JK: O que é o sofrimento? O significado da palavra é ter dor, aflição, sentir-se completamente perdido, só. 

DB: Parece-me que não é apenas dor, mas uma espécie de dor muito penetrante, total... (...) Algumas pessoas acham qe através do sofrimento elas se tornam...

JK: ...Inteligentes?

DB:... Purificadas, como se tivessem passado por um crisol. 

JK: Eu sei. Que através do sofrimento você aprende. Que através do sofrimento o seu ego desaparece, se dissolve.

DB: Sim, se dissolve, aprimora-se. 

JK: Não é verdade. As pessoas sofreram muito, quantas guerras, quantas lágrimas, sem falar na natureza destruidora dos governos. E o desemprego e a ignorância...

DB:... Ignorância da doença, da dor, de tudo. Mas o que é realmente o sofrimento? Por que ele destrói a inteligência, ou a impede?

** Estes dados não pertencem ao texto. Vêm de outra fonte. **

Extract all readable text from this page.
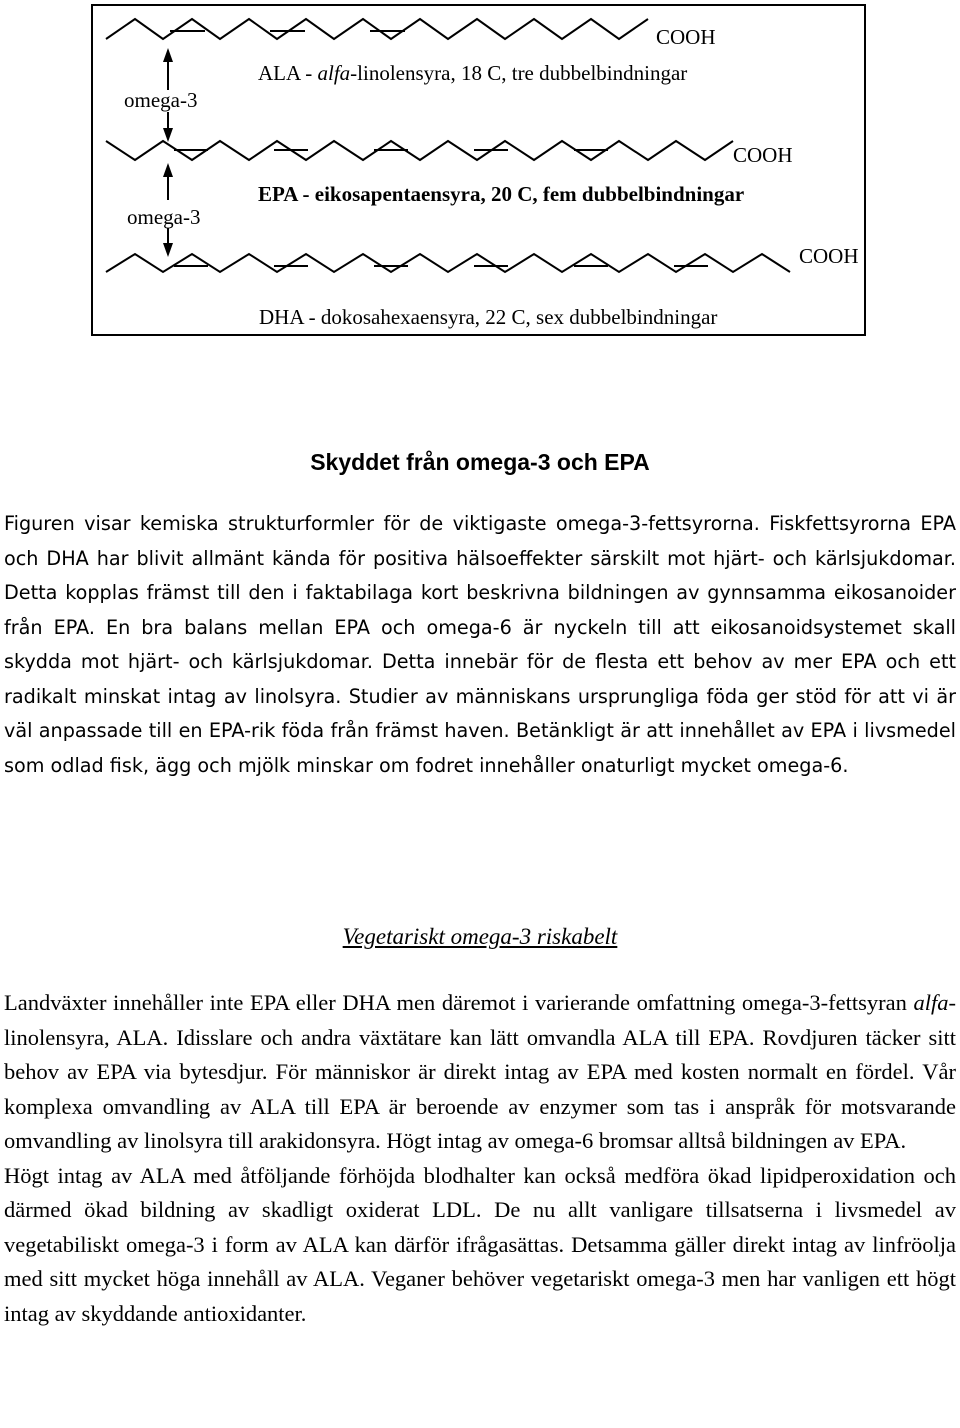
COOH
ALA - alfa-linolensyra, 18 C, tre dubbelbindningar
omega-3
COOH
EPA - eikosapentaensyra, 20 C, fem dubbelbindningar
omega-3
COOH
DHA - dokosahexaensyra, 22 C, sex dubbelbindningar
Skyddet från omega-3 och EPA

Figuren visar kemiska strukturformler för de viktigaste omega-3-fettsyrorna. Fiskfettsyrorna EPA och DHA har blivit allmänt kända för positiva hälsoeffekter särskilt mot hjärt- och kärlsjukdomar. Detta kopplas främst till den i faktabilaga kort beskrivna bildningen av gynnsamma eikosanoider från EPA. En bra balans mellan EPA och omega-6 är nyckeln till att eikosanoidsystemet skall skydda mot hjärt- och kärlsjukdomar. Detta innebär för de flesta ett behov av mer EPA och ett radikalt minskat intag av linolsyra. Studier av människans ursprungliga föda ger stöd för att vi är väl anpassade till en EPA-rik föda från främst haven. Betänkligt är att innehållet av EPA i livsmedel som odlad fisk, ägg och mjölk minskar om fodret innehåller onaturligt mycket omega-6.

Vegetariskt omega-3 riskabelt

Landväxter innehåller inte EPA eller DHA men däremot i varierande omfattning omega-3-fettsyran alfa-linolensyra, ALA. Idisslare och andra växtätare kan lätt omvandla ALA till EPA. Rovdjuren täcker sitt behov av EPA via bytesdjur. För människor är direkt intag av EPA med kosten normalt en fördel. Vår komplexa omvandling av ALA till EPA är beroende av enzymer som tas i anspråk för motsvarande omvandling av linolsyra till arakidonsyra. Högt intag av omega-6 bromsar alltså bildningen av EPA.

Högt intag av ALA med åtföljande förhöjda blodhalter kan också medföra ökad lipidperoxidation och därmed ökad bildning av skadligt oxiderat LDL. De nu allt vanligare tillsatserna i livsmedel av vegetabiliskt omega-3 i form av ALA kan därför ifrågasättas. Detsamma gäller direkt intag av linfröolja med sitt mycket höga innehåll av ALA. Veganer behöver vegetariskt omega-3 men har vanligen ett högt intag av skyddande antioxidanter.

O que acontece?

JK: O sofrimento é um choque; eu sofro, tenho uma dor — eis a essência do "eu". 

DB: A dificuldade em relação ao sofrimento é que o eu é que está ali, que está sofrendo. 

JK: Sim. 

DB: E, de algum modo, esse eu está sentindo realmente pena de si mesmo

JK: O meu sofrimento é diferente do seu. 

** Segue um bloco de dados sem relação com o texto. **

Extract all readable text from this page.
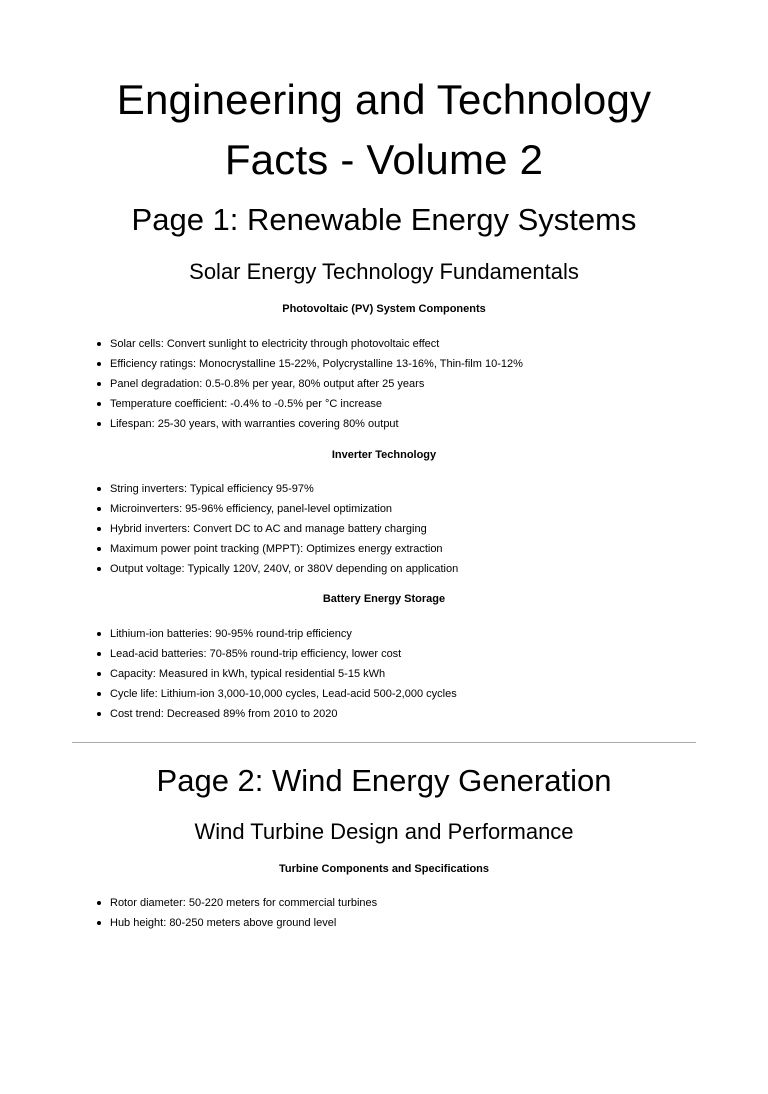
Engineering and Technology Facts - Volume 2
Page 1: Renewable Energy Systems
Solar Energy Technology Fundamentals
Photovoltaic (PV) System Components
Solar cells: Convert sunlight to electricity through photovoltaic effect
Efficiency ratings: Monocrystalline 15-22%, Polycrystalline 13-16%, Thin-film 10-12%
Panel degradation: 0.5-0.8% per year, 80% output after 25 years
Temperature coefficient: -0.4% to -0.5% per °C increase
Lifespan: 25-30 years, with warranties covering 80% output
Inverter Technology
String inverters: Typical efficiency 95-97%
Microinverters: 95-96% efficiency, panel-level optimization
Hybrid inverters: Convert DC to AC and manage battery charging
Maximum power point tracking (MPPT): Optimizes energy extraction
Output voltage: Typically 120V, 240V, or 380V depending on application
Battery Energy Storage
Lithium-ion batteries: 90-95% round-trip efficiency
Lead-acid batteries: 70-85% round-trip efficiency, lower cost
Capacity: Measured in kWh, typical residential 5-15 kWh
Cycle life: Lithium-ion 3,000-10,000 cycles, Lead-acid 500-2,000 cycles
Cost trend: Decreased 89% from 2010 to 2020
Page 2: Wind Energy Generation
Wind Turbine Design and Performance
Turbine Components and Specifications
Rotor diameter: 50-220 meters for commercial turbines
Hub height: 80-250 meters above ground level
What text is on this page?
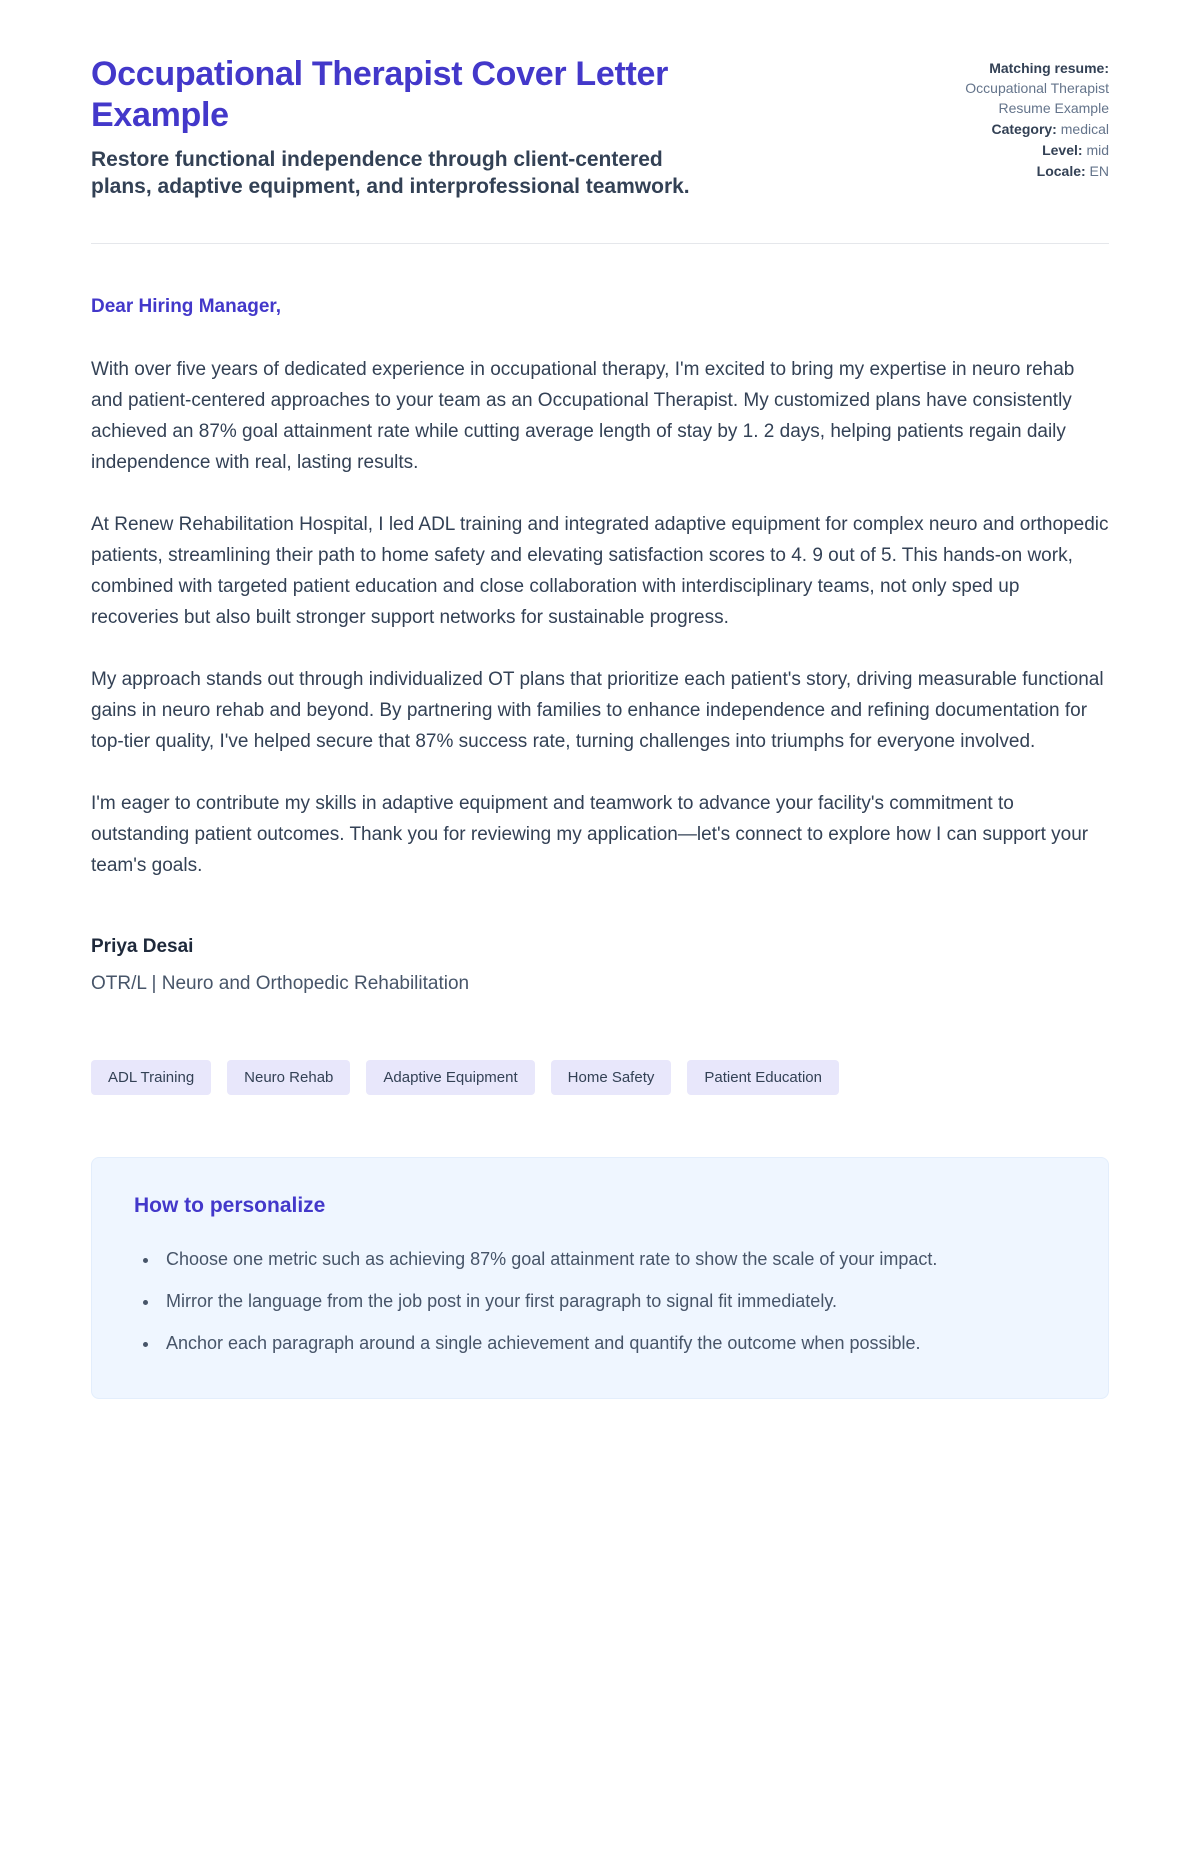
Occupational Therapist Cover Letter Example
Restore functional independence through client-centered plans, adaptive equipment, and interprofessional teamwork.
Matching resume:
Occupational Therapist Resume Example
Category: medical
Level: mid
Locale: EN
Dear Hiring Manager,

With over five years of dedicated experience in occupational therapy, I'm excited to bring my expertise in neuro rehab and patient-centered approaches to your team as an Occupational Therapist. My customized plans have consistently achieved an 87% goal attainment rate while cutting average length of stay by 1. 2 days, helping patients regain daily independence with real, lasting results.

At Renew Rehabilitation Hospital, I led ADL training and integrated adaptive equipment for complex neuro and orthopedic patients, streamlining their path to home safety and elevating satisfaction scores to 4. 9 out of 5. This hands-on work, combined with targeted patient education and close collaboration with interdisciplinary teams, not only sped up recoveries but also built stronger support networks for sustainable progress.

My approach stands out through individualized OT plans that prioritize each patient's story, driving measurable functional gains in neuro rehab and beyond. By partnering with families to enhance independence and refining documentation for top-tier quality, I've helped secure that 87% success rate, turning challenges into triumphs for everyone involved.

I'm eager to contribute my skills in adaptive equipment and teamwork to advance your facility's commitment to outstanding patient outcomes. Thank you for reviewing my application—let's connect to explore how I can support your team's goals.

Priya Desai
OTR/L | Neuro and Orthopedic Rehabilitation
ADL Training	Neuro Rehab	Adaptive Equipment	Home Safety	Patient Education
How to personalize
• Choose one metric such as achieving 87% goal attainment rate to show the scale of your impact.
• Mirror the language from the job post in your first paragraph to signal fit immediately.
• Anchor each paragraph around a single achievement and quantify the outcome when possible.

DB: Sim, ele se isola. Cria um tipo de ilusão. 

JK: Não percebemos que o sofrimento é compartilhado por toda a humanidade. 

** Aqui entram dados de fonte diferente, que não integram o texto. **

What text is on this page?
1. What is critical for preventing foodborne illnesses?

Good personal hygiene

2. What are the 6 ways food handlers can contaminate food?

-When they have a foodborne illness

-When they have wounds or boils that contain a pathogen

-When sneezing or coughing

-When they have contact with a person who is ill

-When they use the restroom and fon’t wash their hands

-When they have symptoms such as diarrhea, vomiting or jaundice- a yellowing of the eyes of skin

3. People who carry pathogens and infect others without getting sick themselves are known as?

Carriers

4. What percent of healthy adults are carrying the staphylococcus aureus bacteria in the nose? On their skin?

DB: Sim, mas se chegássemos a perceber que ele é compartilhado por toda a humanidade?

JK: Então começo a questionar o que é o sofrimento. Ele não é o meu sofrimento. 

DB: Isso é importante. Para compreender a natureza do sofrimento, preciso me desfazer dessa ideia de que ele é meu sofrimento porque, enquanto acreditar que ele é meu, terei uma noção ilusória do problema como um todo. 

JK: E nunca poderei acabar com ele. 

DB: Se você está lidando com uma ilusão, nada pode ser feito a respeito dela. (...)

JK: O sofrimento é comum a toda a humanidade.

DB: Mas o fato de ser comum não é suficiente para torná-lo o mesmo para todos. 

JK: Ele é real. 

DB: O senhor está dizendo que o sofrimento é único, inseparável?

JK: Sim, é o que eu venho dizendo. 

DB: Assim como a consciência humana?

JK: Sim, isso mesmo. 

DB: De modo que quando alguém sofre, toda a humanidade está sofrendo?

JK: A questão é a seguinte: temos sofrido desde o princípio e nunca encontramos uma solução para isso. Não acabamos com o sofrimento. 

DB: Mas eu acho que o senhor disse que a razão pela qual não encontramos uma solução é porque o consideramos como algo pessoal, ou pertencente a um pequeno grupo... e isso é uma ilusão.

JK: Sim.

DB: E qualquer tentativa de se lidar com uma ilusão não pode resolver coisa alguma. 

JK: O pensamento não pode resolver nada psicologicamente. 

DB: Porque o senhor pode dizer que o próprio pensamento divide. O pensamento é limitado e incapaz de perceber que esse sofrimento é único. Desse modo, ele o divide em meu e seu. 

JK: Isso mesmo. 

DB: E isso cria a ilusão, que só pode multiplicar o sofrimento. Parece-me então que a firmação de que o sofrimento é único, não pode ser separado da afirmação de que a consciência humana é única. 

JK: O mundo sou eu: eu sou o mundo.(...) O mundo da sociedade, principalmente o mundo psicológico. 

DB: Dizemos então que o mundo da sociedade, dos seres humanos, é um só, e o que significa quando digo que eu sou o mundo?

JK: Que o mundo não é diferente de mim.

DB: O mundo e eu somos um. Somos inseparáveis. 

JK: Sim. E essa é a verdadeira meditação; você precisa sentir isso, não apenas como uma afirmação verbal; trata-se de uma realidade. Eu sou o guarda do meu irmão. (...) Assim sendo, essa inteligência é real? Você compreende a minha pergunta? Ou trata-se de alguma espécie de projeção fantasiosa, na esperança de que ela resolverá nossos problemas? Eu não penso assim. Ela é uma realidade. Por que o fim do sofrimento significa amor.